Morgan Wallen singles chronology
| "One Thing at a Time" (2023) | "Everything I Love" (2023) | "Stand by Me" (2023) |

Lyric video
- "Everything I Love" on YouTube

= Everything I Love (Morgan Wallen song) =

"Everything I Love" is a song co-written and recorded by American country music singer Morgan Wallen. It was released on June 26, 2023, as the fifth single from his third studio album One Thing at a Time.

==Content==
Taste of Country writer Carena Liptak referred to the song as "a heartbreak ballad with honky-tonk leanings, and plenty of references to trucks, whiskey and back roads".

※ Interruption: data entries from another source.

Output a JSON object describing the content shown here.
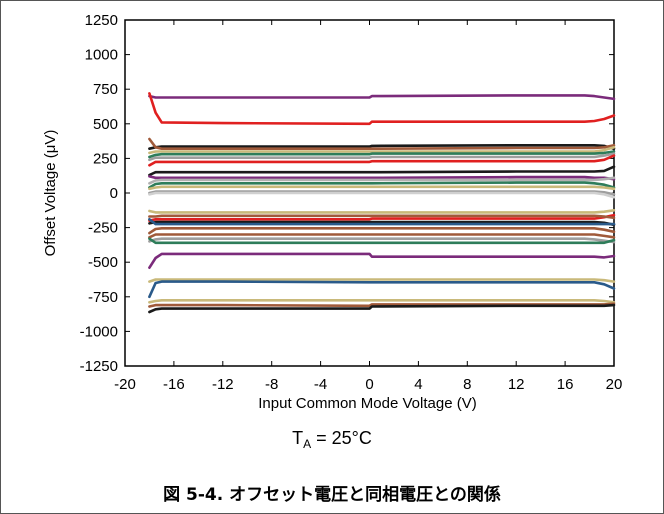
{
  "chart_data": {
    "type": "line",
    "xlabel": "Input Common Mode Voltage (V)",
    "ylabel": "Offset Voltage (μV)",
    "xlim": [
      -20,
      20
    ],
    "ylim": [
      -1250,
      1250
    ],
    "x_ticks": [
      "-20",
      "-16",
      "-12",
      "-8",
      "-4",
      "0",
      "4",
      "8",
      "12",
      "16",
      "20"
    ],
    "y_ticks": [
      "1250",
      "1000",
      "750",
      "500",
      "250",
      "0",
      "-250",
      "-500",
      "-750",
      "-1000",
      "-1250"
    ],
    "grid": false,
    "x": [
      -18,
      -17.5,
      -17,
      -12,
      0,
      0.2,
      12,
      17.6,
      18.4,
      19.2,
      20
    ],
    "series": [
      {
        "color": "#7b2b7b",
        "values": [
          700,
          690,
          690,
          690,
          690,
          700,
          705,
          705,
          700,
          690,
          680
        ]
      },
      {
        "color": "#e02020",
        "values": [
          720,
          580,
          510,
          505,
          500,
          515,
          515,
          515,
          520,
          535,
          560
        ]
      },
      {
        "color": "#1a1a1a",
        "values": [
          320,
          330,
          335,
          335,
          335,
          340,
          345,
          345,
          345,
          340,
          320
        ]
      },
      {
        "color": "#a05a3a",
        "values": [
          390,
          330,
          320,
          320,
          320,
          320,
          325,
          325,
          325,
          330,
          345
        ]
      },
      {
        "color": "#c9b97a",
        "values": [
          290,
          300,
          300,
          300,
          300,
          300,
          300,
          300,
          300,
          310,
          330
        ]
      },
      {
        "color": "#2e7d5a",
        "values": [
          260,
          275,
          280,
          280,
          280,
          285,
          285,
          285,
          285,
          290,
          300
        ]
      },
      {
        "color": "#9e9e9e",
        "values": [
          240,
          255,
          255,
          255,
          255,
          260,
          260,
          260,
          260,
          270,
          285
        ]
      },
      {
        "color": "#e02020",
        "values": [
          200,
          225,
          225,
          225,
          225,
          230,
          230,
          230,
          230,
          240,
          270
        ]
      },
      {
        "color": "#1a1a1a",
        "values": [
          130,
          150,
          150,
          150,
          150,
          150,
          155,
          155,
          155,
          160,
          190
        ]
      },
      {
        "color": "#7b2b7b",
        "values": [
          120,
          110,
          110,
          110,
          110,
          110,
          115,
          115,
          110,
          110,
          100
        ]
      },
      {
        "color": "#b0b0b0",
        "values": [
          70,
          90,
          95,
          95,
          95,
          95,
          95,
          95,
          95,
          100,
          110
        ]
      },
      {
        "color": "#2e7d5a",
        "values": [
          40,
          65,
          70,
          70,
          70,
          70,
          75,
          75,
          70,
          60,
          40
        ]
      },
      {
        "color": "#c9b97a",
        "values": [
          30,
          40,
          45,
          45,
          45,
          45,
          45,
          45,
          45,
          40,
          30
        ]
      },
      {
        "color": "#9e9e9e",
        "values": [
          0,
          10,
          10,
          10,
          10,
          10,
          10,
          10,
          10,
          5,
          -10
        ]
      },
      {
        "color": "#d0d0d0",
        "values": [
          -10,
          0,
          0,
          0,
          0,
          0,
          0,
          0,
          0,
          -10,
          -30
        ]
      },
      {
        "color": "#c9b97a",
        "values": [
          -130,
          -140,
          -140,
          -140,
          -140,
          -140,
          -140,
          -140,
          -140,
          -135,
          -125
        ]
      },
      {
        "color": "#e02020",
        "values": [
          -200,
          -190,
          -190,
          -190,
          -190,
          -185,
          -185,
          -185,
          -185,
          -175,
          -160
        ]
      },
      {
        "color": "#a05a3a",
        "values": [
          -170,
          -170,
          -165,
          -165,
          -165,
          -165,
          -165,
          -165,
          -165,
          -170,
          -180
        ]
      },
      {
        "color": "#1a1a1a",
        "values": [
          -220,
          -210,
          -210,
          -210,
          -210,
          -210,
          -210,
          -210,
          -210,
          -215,
          -230
        ]
      },
      {
        "color": "#2a5a8a",
        "values": [
          -190,
          -225,
          -225,
          -225,
          -225,
          -225,
          -225,
          -225,
          -225,
          -225,
          -225
        ]
      },
      {
        "color": "#a05a3a",
        "values": [
          -290,
          -260,
          -255,
          -255,
          -255,
          -255,
          -255,
          -255,
          -255,
          -265,
          -280
        ]
      },
      {
        "color": "#a05a3a",
        "values": [
          -320,
          -300,
          -300,
          -300,
          -300,
          -300,
          -300,
          -300,
          -300,
          -310,
          -320
        ]
      },
      {
        "color": "#9e9e9e",
        "values": [
          -350,
          -335,
          -330,
          -330,
          -330,
          -330,
          -330,
          -330,
          -335,
          -345,
          -355
        ]
      },
      {
        "color": "#2e7d5a",
        "values": [
          -330,
          -360,
          -360,
          -360,
          -360,
          -360,
          -360,
          -360,
          -360,
          -360,
          -340
        ]
      },
      {
        "color": "#7b2b7b",
        "values": [
          -540,
          -470,
          -440,
          -440,
          -440,
          -460,
          -460,
          -460,
          -460,
          -465,
          -455
        ]
      },
      {
        "color": "#c9b97a",
        "values": [
          -640,
          -625,
          -625,
          -625,
          -625,
          -625,
          -625,
          -625,
          -625,
          -630,
          -640
        ]
      },
      {
        "color": "#2a5a8a",
        "values": [
          -750,
          -650,
          -640,
          -640,
          -645,
          -645,
          -645,
          -645,
          -645,
          -660,
          -690
        ]
      },
      {
        "color": "#c9b97a",
        "values": [
          -790,
          -780,
          -775,
          -775,
          -775,
          -775,
          -775,
          -775,
          -775,
          -780,
          -790
        ]
      },
      {
        "color": "#a05a3a",
        "values": [
          -820,
          -810,
          -810,
          -810,
          -815,
          -805,
          -805,
          -805,
          -805,
          -805,
          -800
        ]
      },
      {
        "color": "#1a1a1a",
        "values": [
          -860,
          -840,
          -835,
          -835,
          -835,
          -820,
          -815,
          -815,
          -815,
          -815,
          -810
        ]
      }
    ]
  },
  "annotation": {
    "t": "T",
    "a": "A",
    "rest": " = 25°C"
  },
  "caption": "図 5-4. オフセット電圧と同相電圧との関係"
}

Wallen co-wrote the song with Ernest Keith Smith, Charlie Handsome (credited as Ryan Vojtesak), and Ashley Gorley. As the song also contains an interpolation of "Midnight Rider" by the Allman Brothers Band, that song's co-writers Gregg Allman and Robert Kim Payne are also credited as co-writers.

==Charts==

===Weekly charts===

Weekly chart performance for "Everything I Love"
| Chart (2023) | Peak position |
|---|---|
| Canada Hot 100 (Billboard) | 15 |
| Canada Country (Billboard) | 1 |
| Global 200 (Billboard) | 34 |
| US Billboard Hot 100 | 14 |
| US Country Airplay (Billboard) | 3 |
| US Hot Country Songs (Billboard) | 7 |

===Year-end charts===

2023 year-end chart performance for "Everything I Love"
| Chart (2023) | Position |
|---|---|
| Canada (Canadian Hot 100) | 75 |
| US Billboard Hot 100 | 56 |
| US Country Airplay (Billboard) | 48 |
| US Hot Country Songs (Billboard) | 13 |

2024 year-end chart performance for "Everything I Love"
| Chart (2024) | Position |
|---|---|
| US Country Airplay (Billboard) | 51 |
| US Hot Country Songs (Billboard) | 81 |

== Certifications ==

| Region | Certification | Certified units/sales |
| Australia (ARIA) | Gold | 35,000^{‡} |
| United States (RIAA) | 2× Platinum | 2,000,000^{‡} |
^{‡} Sales+streaming figures based on certification alone.